Based on the Buffel Mk1B, the Cargo Carrier was produced in the early 1980s. It retained the one-man driver’s cab, however, the personnel tub was replaced with an open load bed. It could carry 2.6 tons of cargo over 900 km. A total of 57 were produced.
Buffel Mk1B Cargo carrier. With permission Steyns 4×4, Strand, Western Cape
Making use of the standard Buffel Mk1B, the Ambulance variant prototype retained the armored one-man driver’s cab at the front. The passenger tub was redeveloped to be enclosed and could accommodate two medical staff, four lying and one sitting patient. Access was gained to the passenger tub via a rear door. It was, however, concluded that the swaying motion of the passenger cab would make the treatment of casualties difficult and very uncomfortable. Subsequently, no orders were placed.

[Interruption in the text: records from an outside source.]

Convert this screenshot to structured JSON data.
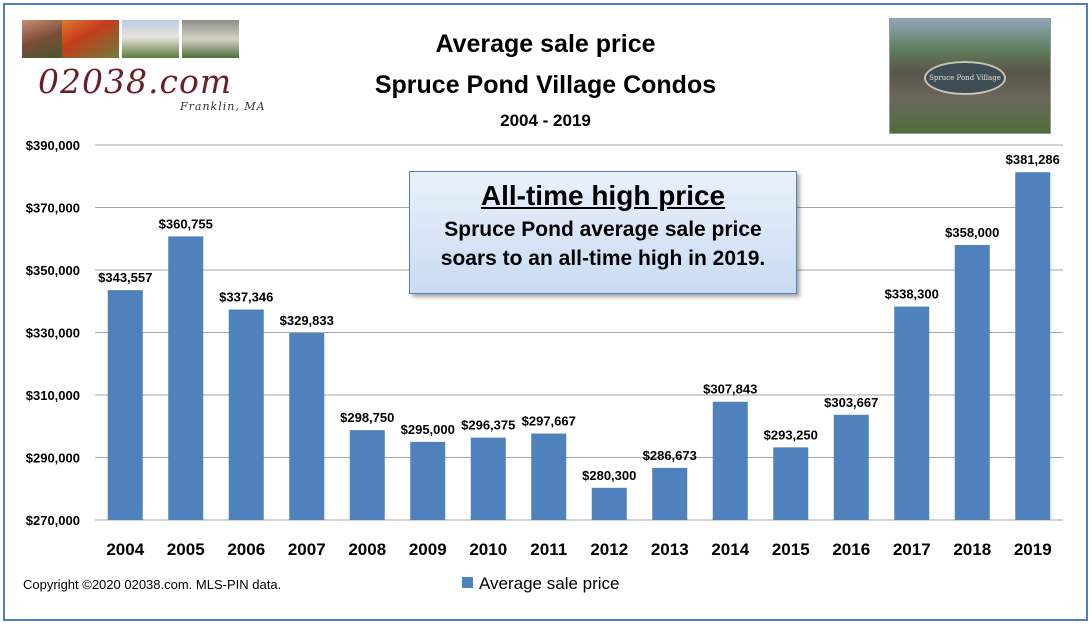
{
  "header": {
    "title_line1": "Average sale price",
    "title_line2": "Spruce Pond Village Condos",
    "subtitle": "2004 - 2019"
  },
  "logo": {
    "site": "02038.com",
    "location": "Franklin, MA"
  },
  "sign_photo": {
    "text": "Spruce Pond Village"
  },
  "annotation": {
    "heading": "All-time high price",
    "body_line1": "Spruce Pond average sale price",
    "body_line2": "soars to an all-time high in 2019."
  },
  "footer": {
    "copyright": "Copyright ©2020 02038.com.  MLS-PIN data.",
    "legend_label": "Average sale price"
  },
  "colors": {
    "bar": "#4f81bd",
    "gridline": "#a6a6a6",
    "frame": "#4f81bd"
  },
  "chart_data": {
    "type": "bar",
    "title": "Average sale price Spruce Pond Village Condos",
    "subtitle": "2004 - 2019",
    "categories": [
      "2004",
      "2005",
      "2006",
      "2007",
      "2008",
      "2009",
      "2010",
      "2011",
      "2012",
      "2013",
      "2014",
      "2015",
      "2016",
      "2017",
      "2018",
      "2019"
    ],
    "series": [
      {
        "name": "Average sale price",
        "values": [
          343557,
          360755,
          337346,
          329833,
          298750,
          295000,
          296375,
          297667,
          280300,
          286673,
          307843,
          293250,
          303667,
          338300,
          358000,
          381286
        ],
        "labels": [
          "$343,557",
          "$360,755",
          "$337,346",
          "$329,833",
          "$298,750",
          "$295,000",
          "$296,375",
          "$297,667",
          "$280,300",
          "$286,673",
          "$307,843",
          "$293,250",
          "$303,667",
          "$338,300",
          "$358,000",
          "$381,286"
        ]
      }
    ],
    "ylim": [
      270000,
      390000
    ],
    "yticks": [
      270000,
      290000,
      310000,
      330000,
      350000,
      370000,
      390000
    ],
    "ytick_labels": [
      "$270,000",
      "$290,000",
      "$310,000",
      "$330,000",
      "$350,000",
      "$370,000",
      "$390,000"
    ],
    "grid": true,
    "legend_position": "bottom",
    "xlabel": "",
    "ylabel": ""
  }
}
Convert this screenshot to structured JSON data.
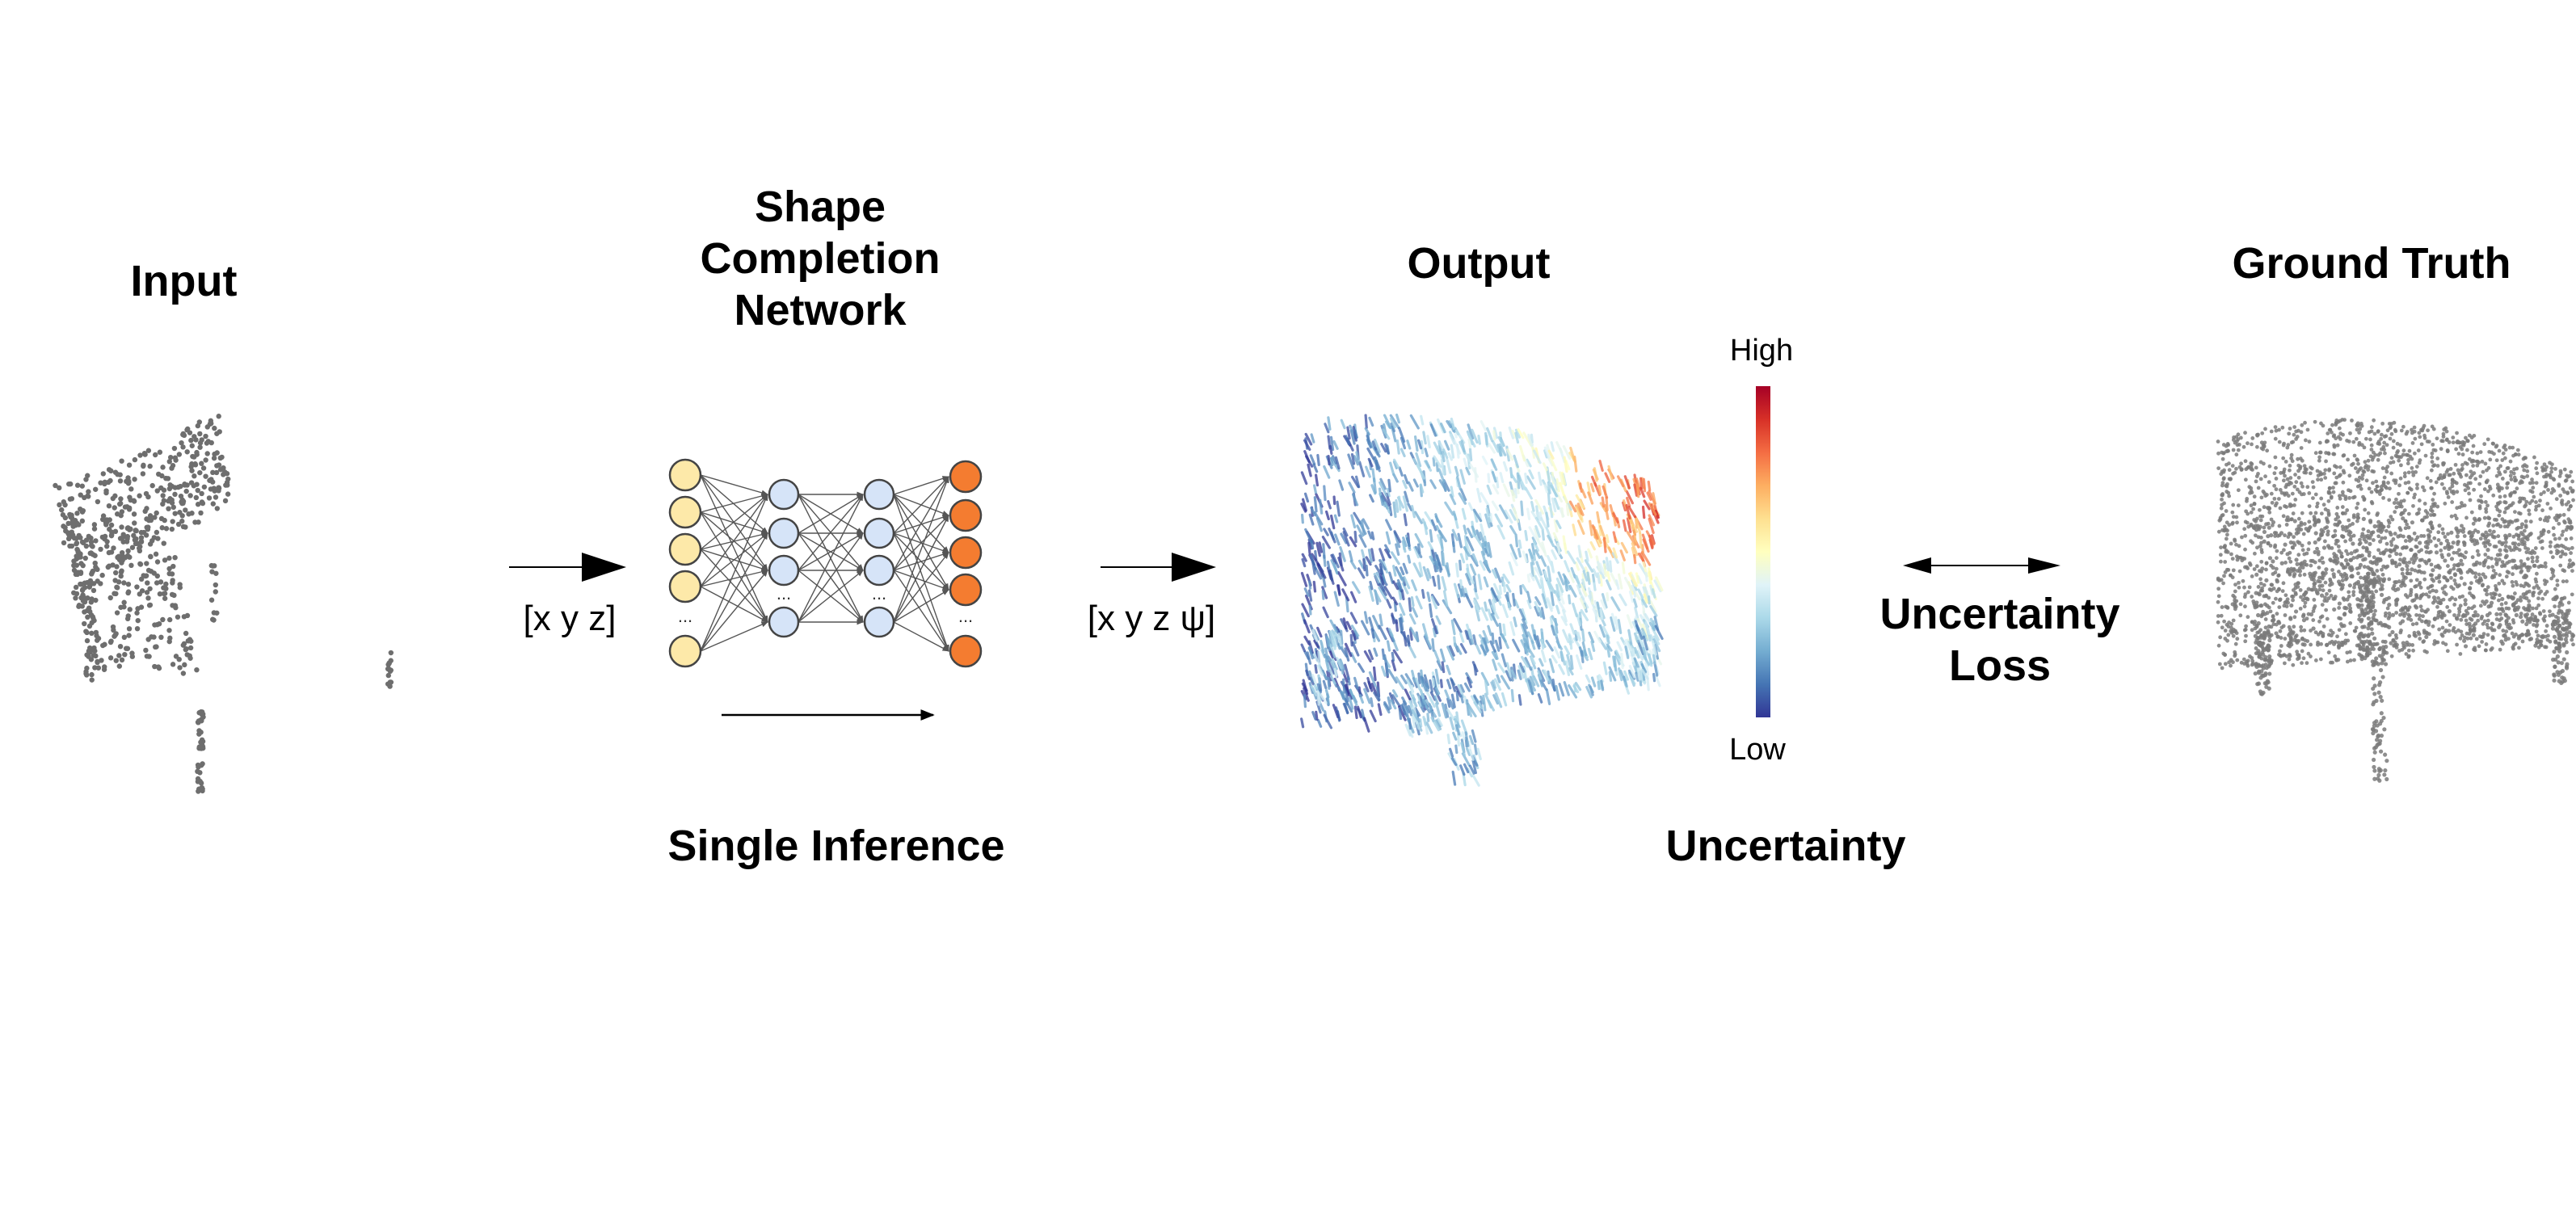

When the Buffel was deployed in urban operations to quell the ever-increasing civil unrest and factional fighting (1991-1993) in South Africa, a redesign was needed to improve all-round safety. This involved enclosing the driver’s cab and passenger tub, which were vulnerable to petrol bombs and other dangerous flying objects. The passenger tub’s horizontal drop-down panels were replaced with bullet-resistant glass windows with two firing ports each. A rear access door with a bullet-resistant window was added to facilitate entry and exit from the tub. Additionally, a bullet-resistant window was fitted on the forward right side. The passengers could open hatches on the top of the cab. The subsequent redesign of the passenger tub reduced the available space from ten to eight passengers and the seating faced inwards. The overall improvements allowed better all-round visibility while vastly improving the safety of the passengers. The Moffel was not produced in great numbers, as the Mamba APC was already being developed.